И я благодарен Богу за все то, что он сделал для меня во время войны и позволил мне создать крепкую, хорошую семью и вырастить и воспитать замечательных детей.
г.Кливленд
Апрель 2003 г.
Примечания
{1} Броня — это жаргон военного времени, обозначавшим ocвoбoждение от военной службы.
{2} Полевая кухня — двухколесный экипаж с вмонтированным в него большим котлом для приготовления еды в полевых условиях.
{3} Самоволка — сокращение. Уход из воинской части без разрешения.
{4} НКВД — Министерство внутренних дел, тогда — комиссариат.
{5} Колхозы. В СССР всю землю у крестьян отобрали и передали ее в коллективные хозяйства. Крестьяне были этим очень недовольны. Были даже восстания, которые были жестоко подавлены.
{6} Арал. Сокращенно — Аральское соленое озеро-море.
{7} Скатка. Солдатская шинель, скатанная в своеобразный бублик. Скатка носилась солдатами в пути через плечо.
{8} Поперечная пила. Предназначена для распила дерева. Широкая стальная полоса с зубьями с одной стороны. По бокам у пилы имеются две деревянные ручки для пильщиков. В работе каждый пильщик тянет ручку к себе.
{9} Орловско-Курская дуга. Участок фронта между городами Орел и Курск, где произошло грандиозное танковое сражение в 1943 г.
{10} «Мессершмит» и «Юнкерс» — типы немецких военных самолетов.
{11} Теплушка. Товарные железнодорожные вагоны, переоборудованные для перевозки людей.
{12} Виллис. Открытый американский армейский автомобиль.
{13} Постолы. Самодельная обувь из шкуры животного.
{14} Беглый огонь. Стрельба орудия без перерыва.
{15} СМЕРШ. Военная организация, именовавшаяся в народе: «Смерть шпионам». Наводила ужас в армии и в стране.
{16} Замполит. Заместитель командира по политической части.
{17} Мезуза. Продолговатая коробочка, в которую вложен пергамент с текстом Торы. Крепится на косяке входной двери религиозного еврея.
{18} Махорка. Дешёвый сорт курительного табака.

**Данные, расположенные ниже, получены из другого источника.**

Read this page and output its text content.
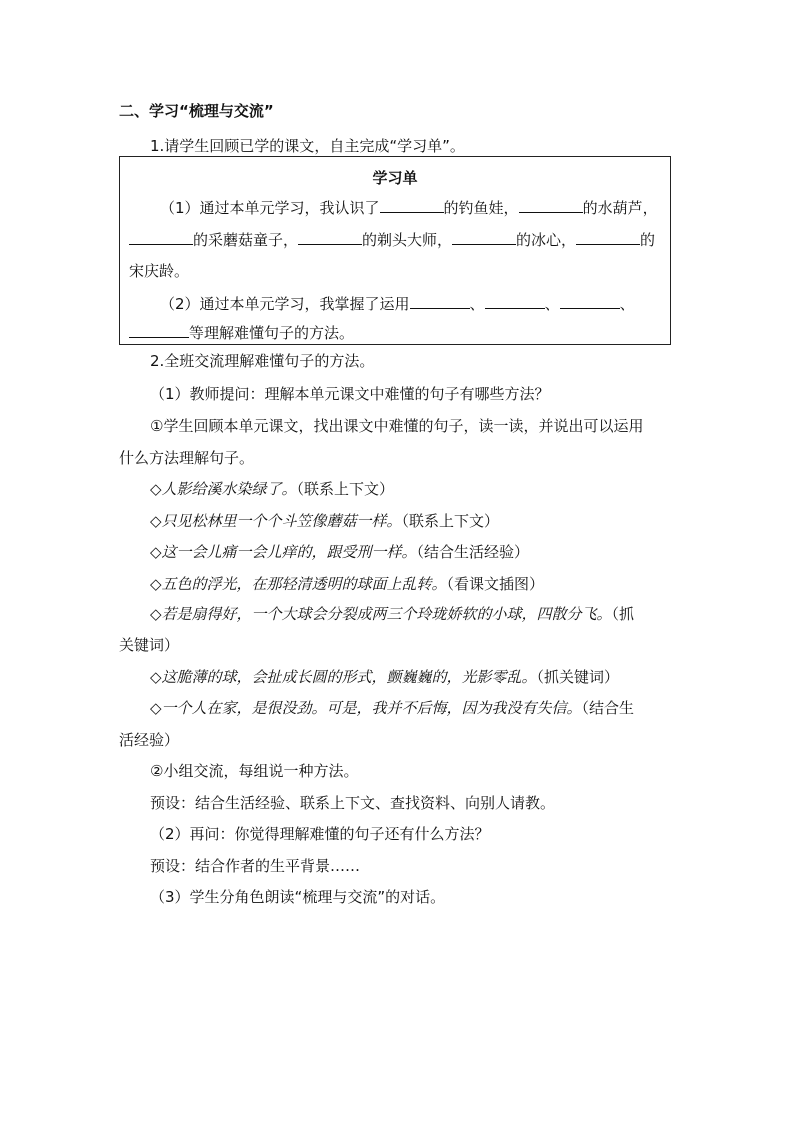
二、学习“梳理与交流”
1.请学生回顾已学的课文，自主完成“学习单”。
学习单
（1）通过本单元学习，我认识了	的钓鱼娃，	的水葫芦，
的采蘑菇童子，	的剃头大师，	的冰心，	的
宋庆龄。
（2）通过本单元学习，我掌握了运用	、	、	、
等理解难懂句子的方法。
2.全班交流理解难懂句子的方法。
（1）教师提问：理解本单元课文中难懂的句子有哪些方法？
①学生回顾本单元课文，找出课文中难懂的句子，读一读，并说出可以运用
什么方法理解句子。
◇人影给溪水染绿了。（联系上下文）
◇只见松林里一个个斗笠像蘑菇一样。（联系上下文）
◇这一会儿痛一会儿痒的，跟受刑一样。（结合生活经验）
◇五色的浮光，在那轻清透明的球面上乱转。（看课文插图）
◇若是扇得好，一个大球会分裂成两三个玲珑娇软的小球，四散分飞。（抓
关键词）
◇这脆薄的球，会扯成长圆的形式，颤巍巍的，光影零乱。（抓关键词）
◇一个人在家，是很没劲。可是，我并不后悔，因为我没有失信。（结合生
活经验）
②小组交流，每组说一种方法。
预设：结合生活经验、联系上下文、查找资料、向别人请教。
（2）再问：你觉得理解难懂的句子还有什么方法？
预设：结合作者的生平背景……
（3）学生分角色朗读“梳理与交流”的对话。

{19} «Катюша» — народное название первых передвижных боевых ракетных установок.
{20} КПСС. Коммунистическая партия Советского Союза — последнее название партии большевиков. Единственная партия в стране. Все остальные партии были разогнаны, а члены их арестованы и большинство расстреляны.
{21} КГБ. Комитет (министерство) государственной безопасности.
{22} Самоходка. Сокращенно. Самоходная артиллерийская установка на танковом ходу, но без вращающейся башни.
{23} Кирза. Сокращенно в армейском обиходе. Армейские сапоги из искусственной кожи. Танкисты голенища подворачивали — это считалось “особым шиком”.